The forestry plot (1947 onwards) is evidence of a popular educational initiative that conveyed the economic and environmental importance of forestry to students, while creating an attractive landscape feature and income for schools.

The place is important in demonstrating the principal characteristics of a particular class of cultural places.

Branyan Road State School is important in demonstrating the principal characteristics of Queensland state schools with later modifications. These include buildings of standard designs and generous landscaped sites with mature trees.

The teaching building, comprising two buildings of the same standard design by the Queensland Department of Public Works, is important in demonstrating the principal characteristics of Queensland provisional school buildings. The conjoined buildings retain their lowset form; narrow width; original verandah slope, with the front verandah stepped in from the gable bargeboards; exposed roof trusses; and louvered gable ventilation.
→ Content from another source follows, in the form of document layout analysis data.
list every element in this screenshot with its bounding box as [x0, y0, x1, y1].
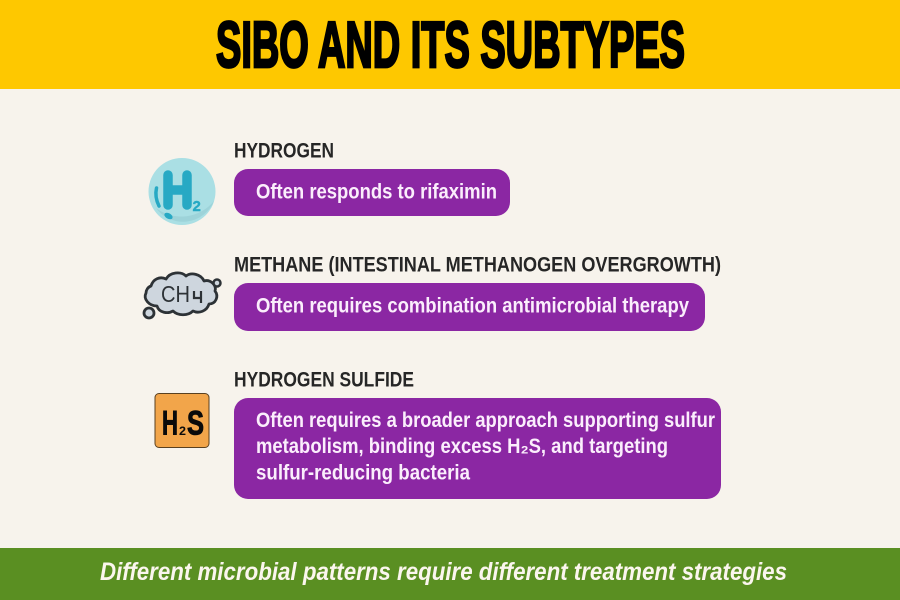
footer text: Different microbial patterns require different treatment strategies [100, 558, 787, 586]
section: hydrogen sulfide [155, 368, 721, 499]
icon: H2S tile: S [187, 404, 204, 442]
icon: H2S tile: 2 [179, 424, 186, 438]
heading: methane: METHANE (INTESTINAL METHANOGEN OVERGROWTH) [234, 253, 721, 276]
section: hydrogen [148, 139, 510, 225]
header banner [0, 0, 900, 89]
section: methane [144, 253, 721, 331]
icon: methane cloud: CH [161, 281, 190, 307]
footer banner [0, 548, 900, 600]
heading: hydrogen sulfide: HYDROGEN SULFIDE [234, 368, 414, 391]
pill: broader approach: metabolism, binding excess H₂S, and targeting [256, 434, 668, 458]
pill: broader approach [234, 398, 721, 499]
icon: hydrogen molecule: 2 [192, 198, 201, 215]
icon: methane cloud [144, 273, 220, 318]
pill: rifaximin [234, 169, 510, 216]
pill: combination therapy: Often requires combination antimicrobial therapy [256, 294, 689, 318]
icon: H2S tile [155, 394, 209, 448]
pill: broader approach: Often requires a broader approach supporting sulfur [256, 408, 716, 432]
icon: H2S tile: H [162, 404, 178, 442]
heading: hydrogen: HYDROGEN [234, 139, 334, 162]
pill: combination therapy [234, 283, 705, 331]
pill: rifaximin: Often responds to rifaximin [256, 179, 497, 203]
icon: hydrogen molecule [148, 158, 216, 225]
pill: broader approach: sulfur-reducing bacteria [256, 460, 471, 484]
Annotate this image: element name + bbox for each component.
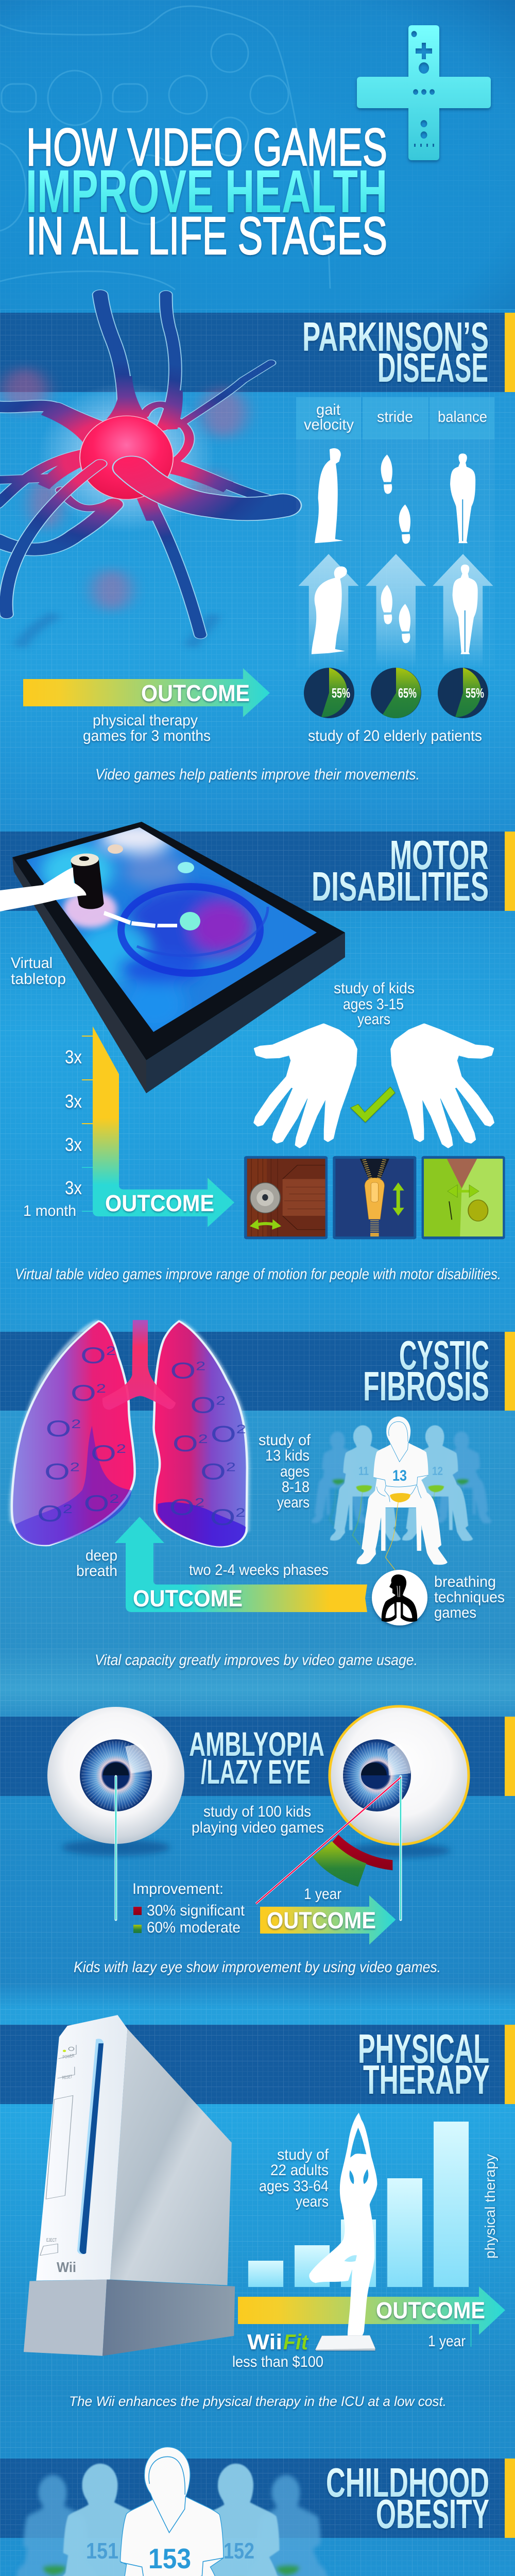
text: study of 13 kids <box>259 1432 311 1511</box>
player numbers: 13 <box>392 1467 407 1484</box>
heading: AMBLYOPIA <box>189 1725 324 1763</box>
trachea <box>102 1320 176 1410</box>
panel: physical therapy <box>0 2015 515 2409</box>
peg <box>70 852 104 909</box>
oxygen labels <box>37 1343 246 1530</box>
illustration: normal eye <box>47 1707 184 1856</box>
console labels: POWER <box>62 2053 75 2060</box>
legend: 30% significant <box>147 1902 245 1919</box>
text: study of 100 kids: study of 100 kids <box>203 1803 311 1820</box>
console labels: Wii <box>57 2259 76 2275</box>
tile: door lock <box>244 1156 328 1239</box>
accent bar <box>505 1332 515 1411</box>
oxygen labels: 2 <box>70 1460 80 1474</box>
panel: header <box>0 0 515 309</box>
text: 1 year: 1 year <box>304 1886 341 1903</box>
game dots <box>104 844 200 930</box>
logo: Wii Fit: Fit <box>283 2330 309 2354</box>
accent bar <box>505 1717 515 1796</box>
panel: amblyopia <box>0 1706 515 1976</box>
illustration: seated players <box>4 2447 343 2576</box>
oxygen labels: 2 <box>236 1422 246 1436</box>
oxygen labels: 2 <box>109 1492 119 1506</box>
text: study of 22 adults: ages 33-64 <box>259 2178 329 2195</box>
oxygen labels: O <box>211 1421 236 1447</box>
text: study of 13 kids: 8-18 <box>282 1479 310 1496</box>
player numbers: 151 <box>86 2538 118 2564</box>
oxygen labels: O <box>37 1501 63 1527</box>
chart: improvement wedges <box>313 1835 392 1887</box>
caption: Kids with lazy eye show improvement by using video games. <box>74 1959 441 1976</box>
text: breathing techniques games: games <box>434 1604 476 1621</box>
caption: Vital capacity greatly improves by video game usage. <box>95 1652 418 1669</box>
label: virtual tabletop: Virtual <box>11 955 53 972</box>
column label: gait velocity: gait <box>316 401 341 418</box>
caption: The Wii enhances the physical therapy in the ICU at a low cost. <box>69 2394 447 2409</box>
text: price: less than $100 <box>232 2353 323 2370</box>
section band <box>0 2459 515 2538</box>
gaze lines <box>116 1776 401 1920</box>
oxygen labels: 2 <box>195 1496 204 1510</box>
text: study of 13 kids: ages <box>280 1463 310 1480</box>
oxygen labels: O <box>46 1415 71 1442</box>
icon: tree pose figure <box>309 2113 377 2342</box>
illustration: seated players <box>312 1416 492 1570</box>
oxygen labels: 2 <box>96 1382 106 1395</box>
background controller outline <box>0 6 330 290</box>
player numbers: 152 <box>224 2538 254 2564</box>
oxygen labels: O <box>71 1380 96 1406</box>
timeline labels: 3x <box>65 1046 82 1067</box>
heading <box>358 2026 490 2103</box>
logo: Wii Fit <box>247 2330 309 2354</box>
section band <box>0 1332 515 1411</box>
text: study of kids: study of kids <box>334 980 415 997</box>
section band <box>0 832 515 911</box>
text: therapy duration: games for 3 months <box>83 727 211 744</box>
oxygen labels: 2 <box>63 1502 73 1516</box>
section band <box>0 1717 515 1796</box>
arrow: outcome <box>115 1517 367 1612</box>
text: deep breath <box>76 1547 117 1580</box>
panel: Parkinson's disease <box>0 295 515 783</box>
oxygen labels: O <box>91 1440 116 1466</box>
oxygen labels: 2 <box>226 1460 236 1474</box>
text: study of 22 adults <box>259 2146 329 2210</box>
column label: gait velocity: velocity <box>304 416 354 433</box>
oxygen labels: 2 <box>71 1417 81 1431</box>
arrow: monthly timeline <box>82 1026 234 1227</box>
text: study of kids <box>334 980 415 1028</box>
console labels: EJECT <box>46 2238 57 2243</box>
pie chart: balance 55% <box>438 668 488 718</box>
icon: check mark <box>351 1087 395 1122</box>
text: study of 22 adults: years <box>296 2193 329 2210</box>
text: therapy duration: physical therapy <box>93 712 198 729</box>
icon: Wii remote cross <box>357 25 491 160</box>
text: study of 13 kids: 13 kids <box>265 1447 310 1464</box>
timeline labels: 3x <box>65 1091 82 1112</box>
oxygen labels: 2 <box>196 1359 205 1373</box>
outcome label: OUTCOME <box>376 2297 485 2324</box>
marker line <box>471 2324 472 2347</box>
accent bar <box>505 832 515 911</box>
player numbers: 12 <box>432 1464 443 1478</box>
tile: zipper <box>333 1156 416 1239</box>
column label: balance: balance <box>438 409 487 426</box>
logo: Wii Fit: Wii <box>247 2330 282 2354</box>
title <box>26 117 387 265</box>
icon: balance board <box>315 2335 375 2350</box>
oxygen labels: O <box>210 1504 235 1530</box>
accent bar <box>505 2025 515 2104</box>
timeline labels: 3x <box>65 1177 82 1198</box>
heading <box>363 1332 489 1409</box>
arrow: outcome <box>238 2286 505 2335</box>
text: 1 year: 1 year <box>428 2333 466 2350</box>
oxygen labels: 2 <box>116 1442 126 1456</box>
text: study of 100 kids <box>192 1803 324 1836</box>
oxygen labels: O <box>200 1459 226 1484</box>
illustration: lazy eye <box>330 1706 469 1858</box>
player numbers: 11 <box>358 1464 369 1478</box>
caption: Video games help patients improve their movements. <box>95 766 420 783</box>
panel: motor disabilities <box>0 822 515 1283</box>
arrow: outcome <box>23 668 270 717</box>
section band <box>0 313 515 392</box>
pie chart: stride 65% <box>371 668 421 718</box>
column label: stride: stride <box>377 409 413 426</box>
heading: /LAZY EYE <box>201 1753 311 1791</box>
console labels <box>46 2053 76 2275</box>
panel: childhood obesity <box>0 2447 515 2576</box>
text: breathing techniques games: techniques <box>434 1589 505 1606</box>
text: therapy duration <box>83 712 211 744</box>
player numbers <box>358 1464 443 1484</box>
oxygen labels: O <box>190 1392 216 1418</box>
text: breathing techniques games: breathing <box>434 1573 496 1590</box>
icon: hand <box>0 868 86 911</box>
text: study of 22 adults: 22 adults <box>270 2162 329 2179</box>
legend <box>132 1880 245 1936</box>
oxygen labels: 2 <box>198 1432 208 1446</box>
axis label: physical therapy: physical therapy <box>482 2154 498 2259</box>
player numbers: 153 <box>148 2543 191 2574</box>
panel: cystic fibrosis <box>0 1320 515 1669</box>
section band <box>0 2025 515 2104</box>
heading <box>326 2460 489 2537</box>
timeline labels: 3x <box>65 1134 82 1155</box>
oxygen labels: O <box>173 1431 198 1456</box>
text: study of kids: ages 3-15 <box>343 996 404 1013</box>
oxygen labels: O <box>169 1494 195 1520</box>
pie chart: balance 55%: 55% <box>466 685 484 701</box>
outcome label: OUTCOME <box>267 1907 376 1934</box>
illustration: Wii console <box>24 2015 235 2356</box>
header glow <box>0 0 515 309</box>
text: deep breath: breath <box>76 1563 117 1580</box>
oxygen labels: O <box>170 1358 196 1383</box>
accent bar <box>505 313 515 392</box>
text: study of 13 kids: years <box>277 1494 310 1511</box>
icons: figures and improvement arrows <box>298 448 493 668</box>
chart: study columns <box>296 397 494 718</box>
player numbers <box>86 2538 254 2574</box>
legend: 60% moderate <box>147 1919 241 1936</box>
timeline labels <box>23 1046 82 1219</box>
console labels: RESET <box>62 2074 73 2080</box>
oxygen labels: 2 <box>216 1394 226 1408</box>
heading <box>189 1725 324 1791</box>
legend: Improvement: <box>132 1880 224 1897</box>
bar chart <box>248 2122 469 2287</box>
oxygen labels: O <box>84 1490 109 1516</box>
text: deep breath: deep <box>85 1547 117 1564</box>
heading <box>302 314 489 391</box>
pie chart: gait velocity 55%: 55% <box>332 685 350 701</box>
oxygen labels: 2 <box>235 1506 245 1519</box>
outcome label: OUTCOME <box>105 1190 214 1216</box>
text: breathing techniques games <box>434 1573 505 1621</box>
outcome label: OUTCOME <box>133 1585 243 1612</box>
accent bar <box>505 2459 515 2538</box>
illustration: virtual tabletop <box>0 822 345 1093</box>
text: study of 22 adults: study of <box>277 2146 329 2163</box>
oxygen labels: 2 <box>106 1344 116 1358</box>
pie chart: stride 65%: 65% <box>398 685 417 701</box>
pie chart: gait velocity 55% <box>304 668 354 718</box>
timeline labels: 1 month <box>23 1202 76 1219</box>
icon: breathing lungs <box>372 1570 427 1625</box>
label: virtual tabletop: tabletop <box>11 971 66 988</box>
illustration: neuron <box>0 295 283 647</box>
text: study of kids: years <box>357 1011 390 1028</box>
label: virtual tabletop <box>11 955 66 988</box>
illustration: lungs <box>12 1320 247 1547</box>
column label: gait velocity <box>304 401 354 433</box>
text: phases: two 2-4 weeks phases <box>189 1562 329 1579</box>
outcome label: OUTCOME <box>141 680 250 706</box>
text: study size: study of 20 elderly patients <box>308 727 482 744</box>
text: study of 100 kids: playing video games <box>192 1819 324 1836</box>
oxygen labels: O <box>44 1459 70 1484</box>
heading <box>312 832 489 909</box>
text: study of 13 kids: study of <box>259 1432 311 1449</box>
oxygen labels: O <box>80 1343 106 1368</box>
icon: hands <box>254 1024 493 1147</box>
tile: buttoned jacket <box>422 1156 505 1239</box>
arrow: outcome <box>260 1895 396 1944</box>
The playshed (1914) retains its open sides and hipped, timber-framed roof supported on timber posts.

The kauri pine (Agathis robusta), planted by a pupil in 1914, is a fine example of the feature trees planted in Queensland school grounds. Similarly, the forestry plot is also a fine example of such plantings, containing several pine tree species.

The place has a strong or special association with a particular community or cultural group for social, cultural or spiritual reasons.

Schools have always played an important part in Queensland communities. They typically retain significant and enduring connections with former pupils, parents, and teachers; provide a venue for social interaction and volunteer work; and are a source of pride, symbolising local progress and aspirations.

Branyan Road State School has a strong and ongoing association with the Branyan community. It was established in 1905 through the fundraising efforts of the local community and generations of Branyan children have been taught there. The place is important for its contribution to the educational development of Branyan.